Überlebensstrategien von Bakterien aufgeklärt

09.03.2012 - Deutschland

Einem internationalen Forscherteam ist es gelungen, aufzuklären, wie sich einfach strukturierte Bakterien auf molekularer Ebene an wechselnde Umweltbedingungen anpassen und damit ihr Überleben sichern. Die Ergebnisse wurden in der aktuellen Ausgabe des fachübergreifenden Wissenschaftsmagazins SCIENCE veröffentlicht.

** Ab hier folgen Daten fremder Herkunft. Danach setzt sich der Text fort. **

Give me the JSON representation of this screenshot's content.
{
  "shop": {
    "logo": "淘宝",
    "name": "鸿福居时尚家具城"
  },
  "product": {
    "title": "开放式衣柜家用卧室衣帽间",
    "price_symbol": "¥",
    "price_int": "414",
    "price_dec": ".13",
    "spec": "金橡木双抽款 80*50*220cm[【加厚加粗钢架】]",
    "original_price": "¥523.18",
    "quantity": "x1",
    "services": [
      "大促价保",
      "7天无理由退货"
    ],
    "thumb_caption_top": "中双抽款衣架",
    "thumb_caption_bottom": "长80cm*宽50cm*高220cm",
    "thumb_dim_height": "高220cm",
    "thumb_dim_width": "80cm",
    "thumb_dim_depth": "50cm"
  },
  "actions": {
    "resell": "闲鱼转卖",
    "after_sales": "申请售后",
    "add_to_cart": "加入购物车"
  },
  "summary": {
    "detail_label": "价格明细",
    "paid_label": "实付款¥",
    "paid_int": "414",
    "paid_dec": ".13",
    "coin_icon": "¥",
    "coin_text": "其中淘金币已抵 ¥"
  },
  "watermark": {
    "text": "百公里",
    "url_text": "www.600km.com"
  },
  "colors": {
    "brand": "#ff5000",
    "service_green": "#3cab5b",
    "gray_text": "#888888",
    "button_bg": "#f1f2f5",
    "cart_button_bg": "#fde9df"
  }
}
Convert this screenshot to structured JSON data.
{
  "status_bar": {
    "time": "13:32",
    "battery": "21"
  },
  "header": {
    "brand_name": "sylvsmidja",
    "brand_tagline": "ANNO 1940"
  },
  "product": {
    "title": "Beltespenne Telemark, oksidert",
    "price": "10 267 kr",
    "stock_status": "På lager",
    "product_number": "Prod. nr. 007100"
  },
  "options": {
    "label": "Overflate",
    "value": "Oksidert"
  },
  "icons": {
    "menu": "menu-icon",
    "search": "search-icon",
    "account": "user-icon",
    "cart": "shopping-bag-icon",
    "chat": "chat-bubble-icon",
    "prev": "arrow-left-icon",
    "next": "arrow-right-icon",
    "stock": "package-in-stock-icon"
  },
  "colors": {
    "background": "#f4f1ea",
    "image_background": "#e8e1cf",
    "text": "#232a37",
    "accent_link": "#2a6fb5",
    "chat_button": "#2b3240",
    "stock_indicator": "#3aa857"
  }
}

An den wissenschaftlichen Veröffentlichungen waren auch elf Wissenschaftler des Instituts für Mikrobiologie sowie des Instituts für Genetik und Funktionelle Genomforschung der Universität Greifswald über zwei internationale Verbundprojekte (BaSysBio und BaCell-SysMO) beteiligt. Dr. Ulrike Mäder und Dr. Jan Muntel haben dabei sogar als gleichwertige Erstautoren wesentliche Beiträge zu den beiden Arbeiten geleistet.

Als Modellorganismus für die Untersuchungen wurde das Bodenbakterium Bacillus subtilis gewählt. Es verursacht selbst keine Krankheiten, gilt aber als Modellorganismus für Krankheitserreger und wird in der Industrie vielfältig für die Produktion von Enzymen und Vitaminen eingesetzt.
Bei den Untersuchungen wurden Methoden der experimentellen Biologie und der Bioinformatik mit mathematischen Modellierungsansätzen kombiniert. Dazu wurden zunächst äußerst umfangreiche Datensätze zur Charakterisierung Komponenten in den Zellen (Transkripte, Proteine und Metabolite) unter unterschiedlichen Wachstumsbedingungen aufgenommen. Diese experimentellen Daten wurden anschließend bioinformatisch analysiert und in mathematische Modelle integriert. Sogar bei einem relativ einfachen Organismus wie Bacillus subtilis, dessen Genom lediglich 4200 Gene umfasst, sind solche Modelle absolut unentbehrlich, um die komplexen molekularen Anpassungsvorgänge zu erfassen.

Die Arbeit von Pierre Nicolas et al. beschreibt die Analyse des Transkriptoms von Bacillus subtilis, also der Gesamtheit aller Gen-Transkripte (mRNAs) des Bakteriums, unter einer Vielzahl verschiedener Wachstumsbedingungen, wie unterschiedliche Nährstoffangebote oder hohe und niedrige Umgebungstemperaturen. In ihrer Gesamtheit spiegeln diese experimentell erzeugten Umweltbedingungen die Herausforderungen wieder, die dieses Bakterium in seinem natürlichen Lebensraum bewältigen muss. Neben der bisher wahrscheinlich umfassendsten Beschreibung der Dynamik sämtlicher Transkriptionseinheiten eines Bakterium einschließlich vieler potenzieller neuer Gene und sogenannter Antisense-RNAs trug dieser Ansatz entscheidend dazu bei, zu klären, wie sich die Zellen an veränderte Umweltbedingungen durch das Zusammenspiel verschiedener Gene anpassen.
Der bedeutendste Aspekt dieser Studie ist die genomweite Beschreibung der Funktion genetischer Schalter mit Hilfe eines neuen statistischen Verfahrens.

Die Arbeit von Joerg Martin Buescher et al. beschreibt am Beispiel der Nutzung von zwei Kohlenstoffquellen eine umfassende Analyse der dynamischen Anpassung des bakteriellen Metabolismus an sich verändernde Nährstoffbedingungen. Um sich an wechselnde Umweltbedingungen anzupassen, müssen verschiedene Netzwerke in Bacillus subtilis zusammenwirken. Die Wissenschaftler hatten es sich daher zum Ziel gesetzt, durch eine kombinierte statistische und modellbasierte Analyse von Datensätzen alle Ebenen der Regulation zu erfassen. Letztlich konnte gezeigt werden, dass das Bodenbakterium bei der Umstellung seines Metabolismus auf die Nutzung von zwei verschiedenen Kohlenstoffquellen (Glukose bzw. Malat) ganz unterschiedliche Strategien einsetzt. Im Rahmen der Studie gewonnene Ergebnisse legen nahe, dass evolutionäre Zwänge auch die Realisierung sehr komplexer Regulationsprogramme begünstigen können.

In den beiden Verbundprojekten BaSysBio und BaCell-SysMO arbeiten Mikrobiologen, Funktionelle Genomforscher, Genetiker und Biochemiker mit Bioinformatikern und Systembiologen zusammen. Durch diese wissenschaftliche Kooperation konnten die grundlegend neuen, physiologischen Erkenntnisse gewonnen werden, die in zwei Artikeln in der Fachzeitschrift SCIENCE veröffentlicht wurden.